Más aún, ¿Por qué les ponemos apodos?
Conocido por todos es la «marca Almoguera». El carpintero de Ribera Julián Almoguera bautizaba las barcas nacidas de su mano bajo el nombre «María Juliana» en honor a su madre María y su abuelo Julián.
Estas barcas posteriormente fueron renombradas como Fogonera, San Andrés, Victoria y Virgen del Carmen.
Anteriores aún, de la primera mitad del s.xx, son otras tantas que llegaron a ser conocidas más por sus apodos que por los nombres que rezan pintados en la aleta. Es el caso de las barcas de jábega María Josefa, más conocida como la lobo, la María Victoria, popularmente llamada «la japo», o la «salvaro» cuyo nombre titular es María.
Asignarle nombre a barcas, así como a otros objetos inanimados , vehículos, armas, es algo consustancial al hombre, nos ayuda a interactuar con ellos y los hace más nuestros.
A este fenómeno se le denomina antroporfismo y ha sido estudiado por la psicología profundamente, destacando los trabajos realizados por el profesor de la universidad de Chicago, Nicholas Epley. En ellos se advierte como los objetos más humanizados son aquellos en los que nos vemos más reflejados.
En un coche, los faros y la calandra frontal asemejan ojos y boca. Si además su comportamiento mecánico actúa irregularmente, de forma imprevisible, como por ejemplo fallos al arrancar, le asociamos atributos humanos, porque parecen actuar como tales, podemos insultarlo y desde luego cuenta con nombre propio.
Si esto ocurre con un coche, podemos imaginar con una barca de jábega, donde los ojos no están en sentido figurado, sino dibujados a ambas caras (amuras) de la barca.

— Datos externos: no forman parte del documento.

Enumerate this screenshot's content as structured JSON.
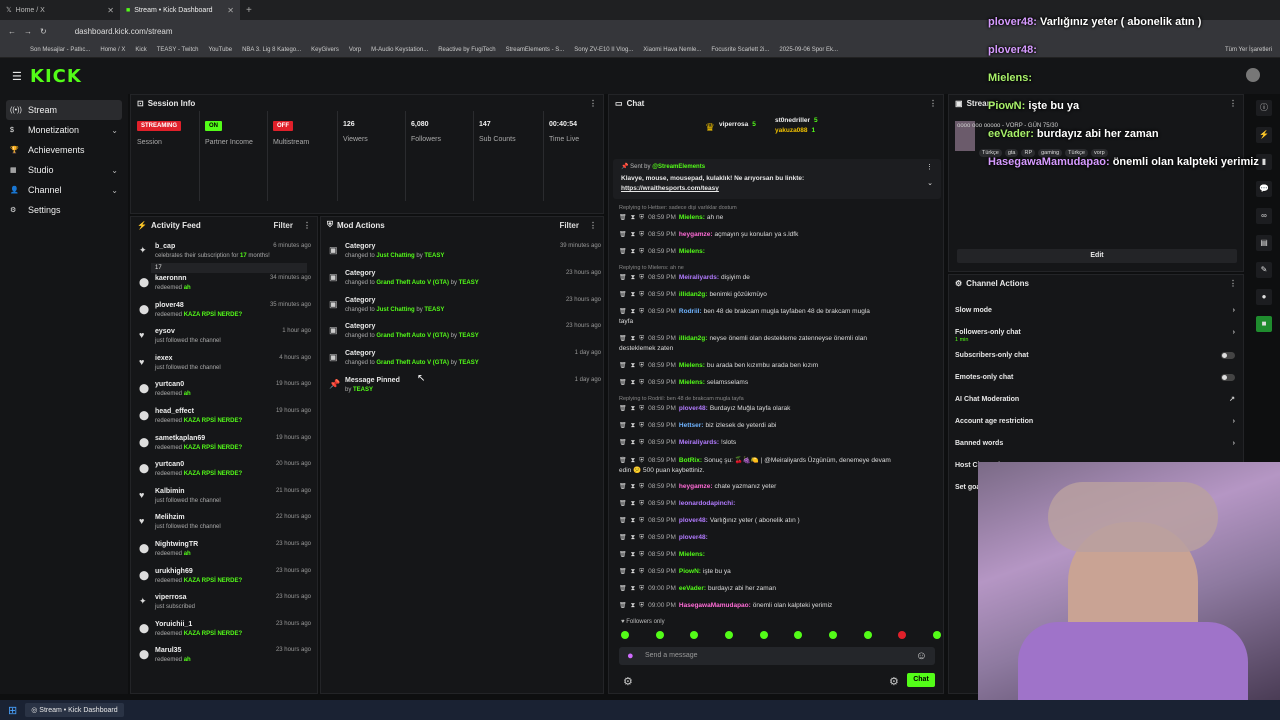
{
  "browser": {
    "tabs": [
      {
        "label": "Home / X"
      },
      {
        "label": "Stream • Kick Dashboard"
      }
    ],
    "url": "dashboard.kick.com/stream",
    "bookmarks": [
      "Son Mesajlar - Patlıc...",
      "Home / X",
      "Kick",
      "TEASY - Twitch",
      "YouTube",
      "NBA 3. Lig 8 Katego...",
      "KeyGivers",
      "Vorp",
      "M-Audio Keystation...",
      "Reactive by FugiTech",
      "StreamElements - S...",
      "Sony ZV-E10 II Vlog...",
      "Xiaomi Hava Nemle...",
      "Focusrite Scarlett 2i...",
      "2025-09-06 Spor Ek..."
    ],
    "all_bookmarks": "Tüm Yer İşaretleri"
  },
  "brand": {
    "logo": "KICK",
    "accent": "#53fc18"
  },
  "sidebar": {
    "items": [
      {
        "label": "Stream",
        "icon": "broadcast-icon"
      },
      {
        "label": "Monetization",
        "icon": "dollar-icon"
      },
      {
        "label": "Achievements",
        "icon": "trophy-icon"
      },
      {
        "label": "Studio",
        "icon": "studio-icon"
      },
      {
        "label": "Channel",
        "icon": "user-icon"
      },
      {
        "label": "Settings",
        "icon": "gear-icon"
      }
    ]
  },
  "session": {
    "title": "Session Info",
    "stats": [
      {
        "value": "STREAMING",
        "label": "Session"
      },
      {
        "value": "ON",
        "label": "Partner Income"
      },
      {
        "value": "OFF",
        "label": "Multistream"
      },
      {
        "value": "126",
        "label": "Viewers"
      },
      {
        "value": "6,080",
        "label": "Followers"
      },
      {
        "value": "147",
        "label": "Sub Counts"
      },
      {
        "value": "00:40:54",
        "label": "Time Live"
      }
    ]
  },
  "activity": {
    "title": "Activity Feed",
    "filter": "Filter",
    "items": [
      {
        "name": "b_cap",
        "sub": "celebrates their subscription for ",
        "hl": "17",
        "sub2": " months!",
        "time": "6 minutes ago",
        "icon": "star-icon",
        "extra": "17"
      },
      {
        "name": "kaeronnn",
        "sub": "redeemed ",
        "hl": "ah",
        "time": "34 minutes ago",
        "icon": "redeem-icon"
      },
      {
        "name": "plover48",
        "sub": "redeemed ",
        "hl": "KAZA RPSİ NERDE?",
        "time": "35 minutes ago",
        "icon": "redeem-icon"
      },
      {
        "name": "eysov",
        "sub": "just followed the channel",
        "time": "1 hour ago",
        "icon": "heart-icon"
      },
      {
        "name": "iexex",
        "sub": "just followed the channel",
        "time": "4 hours ago",
        "icon": "heart-icon"
      },
      {
        "name": "yurtcan0",
        "sub": "redeemed ",
        "hl": "ah",
        "time": "19 hours ago",
        "icon": "redeem-icon"
      },
      {
        "name": "head_effect",
        "sub": "redeemed ",
        "hl": "KAZA RPSİ NERDE?",
        "time": "19 hours ago",
        "icon": "redeem-icon"
      },
      {
        "name": "sametkaplan69",
        "sub": "redeemed ",
        "hl": "KAZA RPSİ NERDE?",
        "time": "19 hours ago",
        "icon": "redeem-icon"
      },
      {
        "name": "yurtcan0",
        "sub": "redeemed ",
        "hl": "KAZA RPSİ NERDE?",
        "time": "20 hours ago",
        "icon": "redeem-icon"
      },
      {
        "name": "Kalbimin",
        "sub": "just followed the channel",
        "time": "21 hours ago",
        "icon": "heart-icon"
      },
      {
        "name": "Melihzim",
        "sub": "just followed the channel",
        "time": "22 hours ago",
        "icon": "heart-icon"
      },
      {
        "name": "NightwingTR",
        "sub": "redeemed ",
        "hl": "ah",
        "time": "23 hours ago",
        "icon": "redeem-icon"
      },
      {
        "name": "urukhigh69",
        "sub": "redeemed ",
        "hl": "KAZA RPSİ NERDE?",
        "time": "23 hours ago",
        "icon": "redeem-icon"
      },
      {
        "name": "viperrosa",
        "sub": "just subscribed",
        "time": "23 hours ago",
        "icon": "star-icon"
      },
      {
        "name": "Yoruichii_1",
        "sub": "redeemed ",
        "hl": "KAZA RPSİ NERDE?",
        "time": "23 hours ago",
        "icon": "redeem-icon"
      },
      {
        "name": "Marul35",
        "sub": "redeemed ",
        "hl": "ah",
        "time": "23 hours ago",
        "icon": "redeem-icon"
      }
    ]
  },
  "mod": {
    "title": "Mod Actions",
    "filter": "Filter",
    "items": [
      {
        "name": "Category",
        "pre": "changed to ",
        "hl": "Just Chatting",
        "by": " by ",
        "who": "TEASY",
        "time": "39 minutes ago"
      },
      {
        "name": "Category",
        "pre": "changed to ",
        "hl": "Grand Theft Auto V (GTA)",
        "by": " by ",
        "who": "TEASY",
        "time": "23 hours ago"
      },
      {
        "name": "Category",
        "pre": "changed to ",
        "hl": "Just Chatting",
        "by": " by ",
        "who": "TEASY",
        "time": "23 hours ago"
      },
      {
        "name": "Category",
        "pre": "changed to ",
        "hl": "Grand Theft Auto V (GTA)",
        "by": " by ",
        "who": "TEASY",
        "time": "23 hours ago"
      },
      {
        "name": "Category",
        "pre": "changed to ",
        "hl": "Grand Theft Auto V (GTA)",
        "by": " by ",
        "who": "TEASY",
        "time": "1 day ago"
      },
      {
        "name": "Message Pinned",
        "pre": "by ",
        "hl": "TEASY",
        "by": "",
        "who": "",
        "time": "1 day ago"
      }
    ]
  },
  "chat": {
    "title": "Chat",
    "top": [
      {
        "name": "viperrosa",
        "v": "5"
      },
      {
        "name": "st0nedriller",
        "v": "5"
      },
      {
        "name": "yakuza088",
        "v": "1"
      }
    ],
    "pinned": {
      "sender": "Sent by",
      "sender_name": "@StreamElements",
      "text": "Klavye, mouse, mousepad, kulaklık! Ne arıyorsan bu linkte:",
      "link": "https://wraithesports.com/teasy"
    },
    "reply0": "Replying to Hettser: sadece dişi varlıklar dostum",
    "messages": [
      {
        "t": "08:59 PM",
        "u": "Mielens:",
        "c": "#53fc18",
        "m": "ah ne"
      },
      {
        "t": "08:59 PM",
        "u": "heygamze:",
        "c": "#ff6bd6",
        "m": "açmayın şu konuları ya s.ldfk"
      },
      {
        "t": "08:59 PM",
        "u": "Mielens:",
        "c": "#53fc18",
        "m": ""
      },
      {
        "t": "08:59 PM",
        "u": "Meiraliyards:",
        "c": "#b27bff",
        "m": "dişiyim de",
        "reply": "Replying to Mielens: ah ne"
      },
      {
        "t": "08:59 PM",
        "u": "illidan2g:",
        "c": "#53fc18",
        "m": "benimki gözükmüyo"
      },
      {
        "t": "08:59 PM",
        "u": "Rodriil:",
        "c": "#6fb4ff",
        "m": "ben 48 de brakcam mugla tayfaben 48 de brakcam mugla"
      },
      {
        "t": "",
        "u": "",
        "c": "#ddd",
        "m": "tayfa"
      },
      {
        "t": "08:59 PM",
        "u": "illidan2g:",
        "c": "#53fc18",
        "m": "neyse önemli olan destekleme zatenneyse önemli olan"
      },
      {
        "t": "",
        "u": "",
        "c": "#ddd",
        "m": "desteklemek zaten"
      },
      {
        "t": "08:59 PM",
        "u": "Mielens:",
        "c": "#53fc18",
        "m": "bu arada ben kızımbu arada ben kızım"
      },
      {
        "t": "08:59 PM",
        "u": "Mielens:",
        "c": "#53fc18",
        "m": "selamsselams"
      },
      {
        "t": "08:59 PM",
        "u": "plover48:",
        "c": "#b27bff",
        "m": "Burdayız Muğla tayfa olarak",
        "reply": "Replying to Rodriil: ben 48 de brakcam mugla tayfa"
      },
      {
        "t": "08:59 PM",
        "u": "Hettser:",
        "c": "#6fb4ff",
        "m": "biz izlesek de yeterdi abi"
      },
      {
        "t": "08:59 PM",
        "u": "Meiraliyards:",
        "c": "#b27bff",
        "m": "!slots"
      },
      {
        "t": "08:59 PM",
        "u": "BotRix:",
        "c": "#53fc18",
        "m": "Sonuç şu: 🍒🍇🍋 | @Meiraliyards Üzgünüm, denemeye devam"
      },
      {
        "t": "",
        "u": "",
        "c": "#ddd",
        "m": "edin 😕 500 puan kaybettiniz."
      },
      {
        "t": "08:59 PM",
        "u": "heygamze:",
        "c": "#ff6bd6",
        "m": "chate yazmanız yeter"
      },
      {
        "t": "08:59 PM",
        "u": "leonardodapinchi:",
        "c": "#b27bff",
        "m": ""
      },
      {
        "t": "08:59 PM",
        "u": "plover48:",
        "c": "#b27bff",
        "m": "Varlığınız yeter ( abonelik atın )"
      },
      {
        "t": "08:59 PM",
        "u": "plover48:",
        "c": "#b27bff",
        "m": ""
      },
      {
        "t": "08:59 PM",
        "u": "Mielens:",
        "c": "#53fc18",
        "m": ""
      },
      {
        "t": "08:59 PM",
        "u": "PiowN:",
        "c": "#53fc18",
        "m": "işte bu ya"
      },
      {
        "t": "09:00 PM",
        "u": "eeVader:",
        "c": "#53fc18",
        "m": "burdayız abi her zaman"
      },
      {
        "t": "09:00 PM",
        "u": "HasegawaMamudapao:",
        "c": "#ff6bd6",
        "m": "önemli olan kalpteki yerimiz"
      }
    ],
    "followers_only": "Followers only",
    "placeholder": "Send a message",
    "send": "Chat"
  },
  "stream_panel": {
    "title": "Stream",
    "meta": "oooo ooo ooooo - VORP - GÜN 75/30",
    "tags": [
      "Türkçe",
      "gta",
      "RP",
      "gaming",
      "Türkçe",
      "vorp"
    ],
    "edit": "Edit"
  },
  "channel_actions": {
    "title": "Channel Actions",
    "items": [
      {
        "label": "Slow mode",
        "type": "chevron"
      },
      {
        "label": "Followers-only chat",
        "sub": "1 min",
        "type": "chevron"
      },
      {
        "label": "Subscribers-only chat",
        "type": "toggle"
      },
      {
        "label": "Emotes-only chat",
        "type": "toggle"
      },
      {
        "label": "AI Chat Moderation",
        "type": "link"
      },
      {
        "label": "Account age restriction",
        "type": "chevron"
      },
      {
        "label": "Banned words",
        "type": "chevron"
      },
      {
        "label": "Host Channel",
        "type": "none"
      },
      {
        "label": "Set goal",
        "type": "none"
      }
    ]
  },
  "overlay": [
    {
      "u": "plover48:",
      "m": " Varlığınız yeter ( abonelik atın )",
      "c": "#d69bff"
    },
    {
      "u": "plover48:",
      "m": "",
      "c": "#d69bff"
    },
    {
      "u": "Mielens:",
      "m": "",
      "c": "#a8f06a"
    },
    {
      "u": "PiowN:",
      "m": " işte bu ya",
      "c": "#a8f06a"
    },
    {
      "u": "eeVader:",
      "m": " burdayız abi her zaman",
      "c": "#a8f06a"
    },
    {
      "u": "HasegawaMamudapao:",
      "m": " önemli olan kalpteki yerimiz",
      "c": "#d69bff"
    }
  ],
  "taskbar": {
    "app": "Stream • Kick Dashboard"
  }
}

Cuenta Pablo Portillo como el mandaor y jabegote Diego Zangorra, después de un pésimo papel de su barca en una regata, la increpó así: «ya no vas a pescar más y al sol te vas a quemar».
Son objetos con los que interactuamos como lo haríamos con un compañero y en los que depositamos cierto grado de confianza. De nuestra barca esperamos que tenga un comportamiento ejemplar, que nos traiga de vuelta a tierra sanos y salvos. Esto es algo que no le pedimos al picaporte de una puerta.
Algo similar le ocurre a un guerrero con su arma, a la que confía su vida.
Son ejemplos en los que nos convertimos en actores del realismo mágico, participando con naturalidad de esa realidad fantástica en la que los objetos inanimados cobran vida y la comparten con la nuestra.
Pero tranquilos, no estamos locos, simplemente somos humanos.